A sufficiently powerful and advanced AI could handle millions, billions, or more avatar bodies or other sources and recipients of data at once.
However, it may be easier to first develop an AI that can handle one body with sapient-level intelligence, following the
general KISS principle of engineering. (Actually, it might be easiest to do it very incrementally, such as first managing the equivalent of a lizard's general intelligence then progressively greater challenges, breaking a hard problem down into smaller steps to be mastered one at a time before focusing on the next). When the AI becomes powerful enough in time, it can always control more avatars and have more incoming sources of data later.
Starglider wrote:Sikon wrote:Possibly, there might be additional similarities to biological brain development for the first sapient AI if its seed code was developed by understanding and partially copying that of progressively more complex biological organisms, from those with simple nervous systems to those with complex brains
Well yes, if you mimic biology closely, then your learning process /will/ resemble biological learning. I don't personally like the biomorphic approach, but I admitt that the consequences of a /badly written/ biomorphic AGI have a significantly smaller chance of being disasterous that a /badly written/ de novo AGI.
That's a good point. In fact, if the first sapient AI was simply raised to human-level brainpower and operating speed before proceeding further, while resembling biological intelligence enough to be (relatively) understood by humans, that could be a powerful safeguard. In that case, only upon passing a safety evaluation would it be subsequently cleared to receive continuing upgrades taking it to the less understandable, harder to predict, more alien state of superhuman intelligence. A primitive analogy is that those in sensitive military positions like personnel handling nuclear weapons are given psych screening first.

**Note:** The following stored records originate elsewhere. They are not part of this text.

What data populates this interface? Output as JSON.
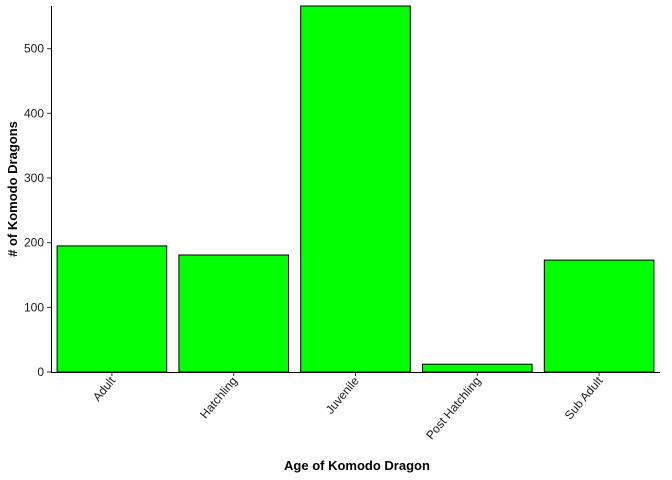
{
  "chart_data": {
    "type": "bar",
    "categories": [
      "Adult",
      "Hatchling",
      "Juvenile",
      "Post Hatchling",
      "Sub Adult"
    ],
    "values": [
      195,
      181,
      566,
      12,
      173
    ],
    "xlabel": "Age of Komodo Dragon",
    "ylabel": "# of Komodo Dragons",
    "ylim": [
      0,
      566
    ],
    "yticks": [
      0,
      100,
      200,
      300,
      400,
      500
    ],
    "grid": false,
    "bar_color": "#00FF00",
    "bar_outline": "#000000"
  }
}
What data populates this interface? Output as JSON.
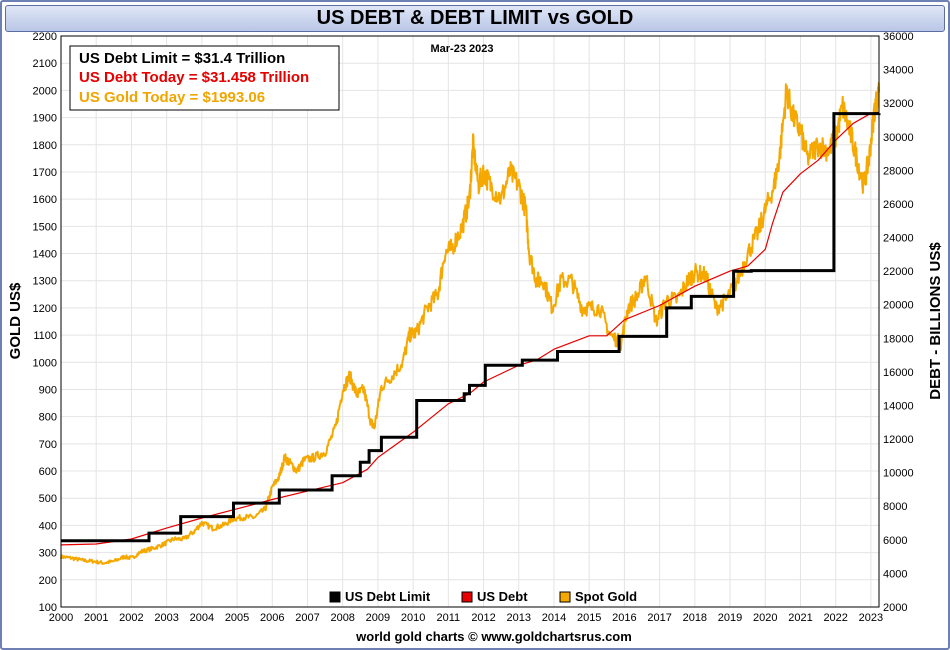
{
  "title": "US DEBT & DEBT LIMIT vs GOLD",
  "date_label": "Mar-23  2023",
  "credit": "world gold charts © www.goldchartsrus.com",
  "info_box": [
    {
      "text": "US Debt Limit    = $31.4 Trillion",
      "color": "#000000"
    },
    {
      "text": "US Debt Today = $31.458 Trillion",
      "color": "#e60000"
    },
    {
      "text": "US Gold Today = $1993.06",
      "color": "#f0a500"
    }
  ],
  "chart_data": {
    "type": "line",
    "title": "US DEBT & DEBT LIMIT vs GOLD",
    "xlabel": "",
    "ylabel_left": "GOLD US$",
    "ylabel_right": "DEBT - BILLIONS US$",
    "xlim": [
      2000,
      2023.23
    ],
    "ylim_left": [
      100,
      2200
    ],
    "ylim_right": [
      2000,
      36000
    ],
    "x_ticks": [
      "2000",
      "2001",
      "2002",
      "2003",
      "2004",
      "2005",
      "2006",
      "2007",
      "2008",
      "2009",
      "2010",
      "2011",
      "2012",
      "2013",
      "2014",
      "2015",
      "2016",
      "2017",
      "2018",
      "2019",
      "2020",
      "2021",
      "2022",
      "2023"
    ],
    "y_ticks_left": [
      100,
      200,
      300,
      400,
      500,
      600,
      700,
      800,
      900,
      1000,
      1100,
      1200,
      1300,
      1400,
      1500,
      1600,
      1700,
      1800,
      1900,
      2000,
      2100,
      2200
    ],
    "y_ticks_right": [
      2000,
      4000,
      6000,
      8000,
      10000,
      12000,
      14000,
      16000,
      18000,
      20000,
      22000,
      24000,
      26000,
      28000,
      30000,
      32000,
      34000,
      36000
    ],
    "grid": true,
    "legend_position": "bottom-center",
    "series": [
      {
        "name": "US Debt Limit",
        "color": "#000000",
        "axis": "right",
        "step": true,
        "x": [
          2000.0,
          2002.5,
          2003.4,
          2004.9,
          2006.2,
          2007.7,
          2008.5,
          2008.75,
          2009.1,
          2010.1,
          2011.45,
          2011.6,
          2012.05,
          2013.1,
          2014.1,
          2015.85,
          2017.2,
          2017.9,
          2019.1,
          2019.6,
          2021.95,
          2023.23
        ],
        "y": [
          5950,
          6400,
          7384,
          8184,
          8965,
          9815,
          10615,
          11315,
          12104,
          14294,
          14694,
          15194,
          16394,
          16699,
          17212,
          18113,
          19809,
          20493,
          21988,
          22030,
          31381,
          31400
        ]
      },
      {
        "name": "US Debt",
        "color": "#e60000",
        "axis": "right",
        "x": [
          2000.0,
          2001.0,
          2002.0,
          2003.0,
          2004.0,
          2005.0,
          2006.0,
          2007.0,
          2008.0,
          2008.7,
          2009.0,
          2010.0,
          2011.0,
          2011.6,
          2012.0,
          2013.0,
          2013.5,
          2014.0,
          2015.0,
          2015.5,
          2016.0,
          2017.0,
          2018.0,
          2019.0,
          2019.5,
          2020.0,
          2020.2,
          2020.5,
          2021.0,
          2021.5,
          2022.0,
          2022.5,
          2023.0,
          2023.23
        ],
        "y": [
          5700,
          5750,
          6050,
          6700,
          7300,
          7850,
          8400,
          8900,
          9400,
          10200,
          10900,
          12400,
          14100,
          14700,
          15400,
          16400,
          16700,
          17350,
          18150,
          18150,
          19100,
          19950,
          21100,
          22000,
          22300,
          23300,
          24800,
          26700,
          27800,
          28600,
          29800,
          30800,
          31400,
          31458
        ]
      },
      {
        "name": "Spot Gold",
        "color": "#f5a800",
        "axis": "left",
        "x": [
          2000.0,
          2000.3,
          2000.6,
          2000.9,
          2001.2,
          2001.5,
          2001.8,
          2002.0,
          2002.3,
          2002.6,
          2002.9,
          2003.2,
          2003.5,
          2003.8,
          2004.0,
          2004.3,
          2004.6,
          2004.9,
          2005.2,
          2005.5,
          2005.8,
          2006.0,
          2006.2,
          2006.35,
          2006.5,
          2006.7,
          2006.9,
          2007.2,
          2007.5,
          2007.8,
          2008.0,
          2008.2,
          2008.4,
          2008.6,
          2008.8,
          2008.9,
          2009.1,
          2009.4,
          2009.7,
          2009.9,
          2010.1,
          2010.4,
          2010.7,
          2010.9,
          2011.1,
          2011.4,
          2011.6,
          2011.7,
          2011.85,
          2012.0,
          2012.2,
          2012.5,
          2012.75,
          2013.0,
          2013.2,
          2013.3,
          2013.5,
          2013.7,
          2013.95,
          2014.2,
          2014.5,
          2014.8,
          2015.0,
          2015.3,
          2015.6,
          2015.9,
          2016.1,
          2016.4,
          2016.6,
          2016.9,
          2017.2,
          2017.5,
          2017.8,
          2018.0,
          2018.3,
          2018.6,
          2018.9,
          2019.2,
          2019.5,
          2019.8,
          2020.0,
          2020.25,
          2020.4,
          2020.6,
          2020.8,
          2021.0,
          2021.2,
          2021.5,
          2021.8,
          2022.0,
          2022.2,
          2022.4,
          2022.6,
          2022.8,
          2022.95,
          2023.1,
          2023.23
        ],
        "y": [
          285,
          280,
          272,
          268,
          262,
          268,
          285,
          280,
          305,
          315,
          330,
          350,
          350,
          380,
          410,
          390,
          400,
          425,
          430,
          430,
          460,
          540,
          580,
          650,
          630,
          600,
          640,
          650,
          670,
          760,
          900,
          950,
          880,
          900,
          780,
          760,
          910,
          950,
          1000,
          1100,
          1110,
          1200,
          1250,
          1400,
          1420,
          1500,
          1600,
          1800,
          1650,
          1700,
          1650,
          1600,
          1700,
          1650,
          1560,
          1400,
          1300,
          1300,
          1200,
          1300,
          1300,
          1200,
          1200,
          1200,
          1100,
          1070,
          1200,
          1250,
          1320,
          1150,
          1230,
          1230,
          1300,
          1330,
          1320,
          1200,
          1230,
          1300,
          1400,
          1480,
          1560,
          1650,
          1750,
          2000,
          1900,
          1850,
          1750,
          1800,
          1780,
          1830,
          1940,
          1850,
          1750,
          1650,
          1750,
          1930,
          1993
        ]
      }
    ]
  }
}
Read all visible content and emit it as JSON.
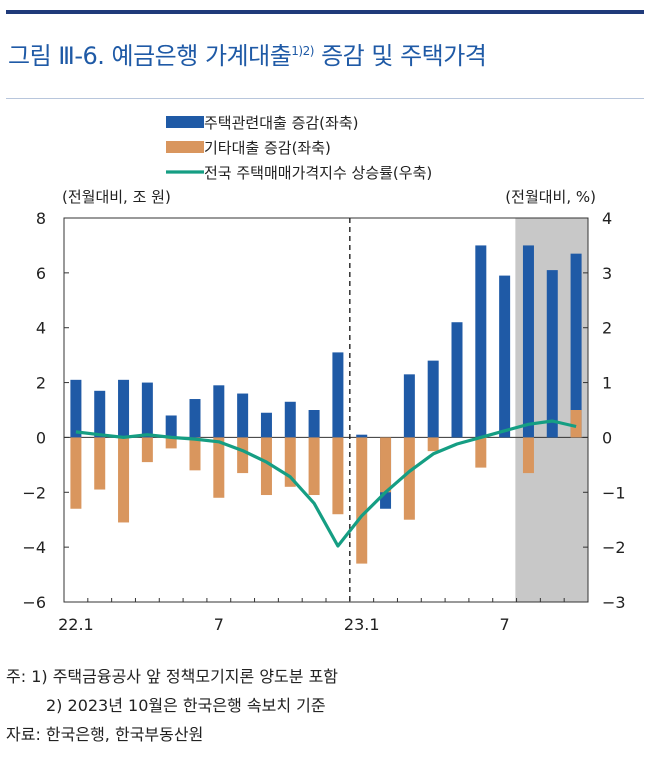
{
  "figure": {
    "title_main": "그림 Ⅲ-6. 예금은행 가계대출",
    "title_sup": "1)2)",
    "title_tail": " 증감 및 주택가격"
  },
  "chart_data": {
    "type": "bar",
    "categories": [
      "22.1",
      "22.2",
      "22.3",
      "22.4",
      "22.5",
      "22.6",
      "22.7",
      "22.8",
      "22.9",
      "22.10",
      "22.11",
      "22.12",
      "23.1",
      "23.2",
      "23.3",
      "23.4",
      "23.5",
      "23.6",
      "23.7",
      "23.8",
      "23.9",
      "23.10"
    ],
    "tick_labels": [
      {
        "index": 0,
        "label": "22.1"
      },
      {
        "index": 6,
        "label": "7"
      },
      {
        "index": 12,
        "label": "23.1"
      },
      {
        "index": 18,
        "label": "7"
      }
    ],
    "series": [
      {
        "name": "주택관련대출 증감(좌축)",
        "kind": "bar",
        "axis": "left",
        "color": "#1f5aa6",
        "values": [
          2.1,
          1.7,
          2.1,
          2.0,
          0.8,
          1.4,
          1.9,
          1.6,
          0.9,
          1.3,
          1.0,
          3.1,
          0.1,
          -2.6,
          2.3,
          2.8,
          4.2,
          7.0,
          5.9,
          7.0,
          6.1,
          6.7
        ]
      },
      {
        "name": "기타대출 증감(좌축)",
        "kind": "bar",
        "axis": "left",
        "color": "#d9965e",
        "values": [
          -2.6,
          -1.9,
          -3.1,
          -0.9,
          -0.4,
          -1.2,
          -2.2,
          -1.3,
          -2.1,
          -1.8,
          -2.1,
          -2.8,
          -4.6,
          -2.0,
          -3.0,
          -0.5,
          0.0,
          -1.1,
          0.0,
          -1.3,
          0.0,
          1.0
        ]
      },
      {
        "name": "전국 주택매매가격지수 상승률(우축)",
        "kind": "line",
        "axis": "right",
        "color": "#159e83",
        "values": [
          0.1,
          0.05,
          0.0,
          0.05,
          0.0,
          -0.03,
          -0.08,
          -0.24,
          -0.45,
          -0.72,
          -1.2,
          -1.98,
          -1.43,
          -1.0,
          -0.62,
          -0.3,
          -0.12,
          0.0,
          0.12,
          0.24,
          0.3,
          0.2
        ]
      }
    ],
    "left_axis": {
      "label": "(전월대비,  조  원)",
      "ylim": [
        -6,
        8
      ],
      "ticks": [
        "−6",
        "−4",
        "−2",
        "0",
        "2",
        "4",
        "6",
        "8"
      ]
    },
    "right_axis": {
      "label": "(전월대비,  %)",
      "ylim": [
        -3,
        4
      ],
      "ticks": [
        "−3",
        "−2",
        "−1",
        "0",
        "1",
        "2",
        "3",
        "4"
      ]
    },
    "vline_after_category": "22.12",
    "shaded_from_category": "23.8",
    "legend": {
      "placement": "top-center"
    }
  },
  "notes": {
    "line1": "주: 1) 주택금융공사 앞 정책모기지론 양도분 포함",
    "line2": "2) 2023년 10월은 한국은행 속보치 기준",
    "line3": "자료: 한국은행, 한국부동산원"
  }
}
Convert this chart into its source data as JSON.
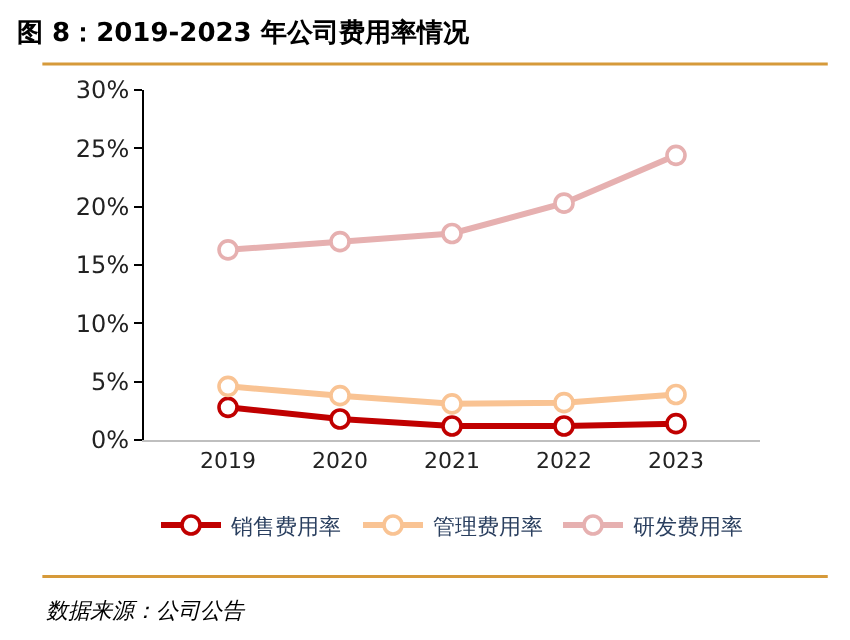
{
  "chart_data": {
    "type": "line",
    "title": "图 8：2019-2023 年公司费用率情况",
    "categories": [
      "2019",
      "2020",
      "2021",
      "2022",
      "2023"
    ],
    "series": [
      {
        "name": "销售费用率",
        "color": "#c00000",
        "values": [
          2.8,
          1.8,
          1.2,
          1.2,
          1.4
        ]
      },
      {
        "name": "管理费用率",
        "color": "#f9c393",
        "values": [
          4.6,
          3.8,
          3.1,
          3.2,
          3.9
        ]
      },
      {
        "name": "研发费用率",
        "color": "#e6b0b0",
        "values": [
          16.3,
          17.0,
          17.7,
          20.3,
          24.4
        ]
      }
    ],
    "ylim": [
      0,
      30
    ],
    "yticks": [
      {
        "value": 0,
        "label": "0%"
      },
      {
        "value": 5,
        "label": "5%"
      },
      {
        "value": 10,
        "label": "10%"
      },
      {
        "value": 15,
        "label": "15%"
      },
      {
        "value": 20,
        "label": "20%"
      },
      {
        "value": 25,
        "label": "25%"
      },
      {
        "value": 30,
        "label": "30%"
      }
    ],
    "legend": "bottom",
    "marker": "circle",
    "line_style": "solid",
    "annotations": [
      "数据来源：公司公告"
    ]
  }
}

Starglider wrote:Sikon wrote:Of course, after that, things get more complicated, as potentially sapient AIs may become more and more alien.
Of course they will, but if they're transhumand and they're actually interested in communicating with you then you may not notice, as emulating a human personality at the interface layer will rapidly become a trivial task.
True ... though there might also be obtained the technology to upgrade one's own intelligence, reducing the gap.
Starglider wrote:While a large minority of AGI researchers believe that embodiment makes things much easier regardless of whether the AI is closely biomorphic (obviously I am not in this group), only a small minority claim that embodiment is absolutely necessary in the development of a new AI.
When current robots don't compare well in versatile intelligence even to lizards, with progress slowed by software limitations even when hardware capabilities improve, any technique that makes it much easier to transverse the vast gap to human and superhuman intelligence in a reasonable period of time is practically a necessity. Obtaining such would be hard enough without unnecessary constraints on the solution like skipping the benefit of having a physical avatar body through which the AI learns from interaction with the real world.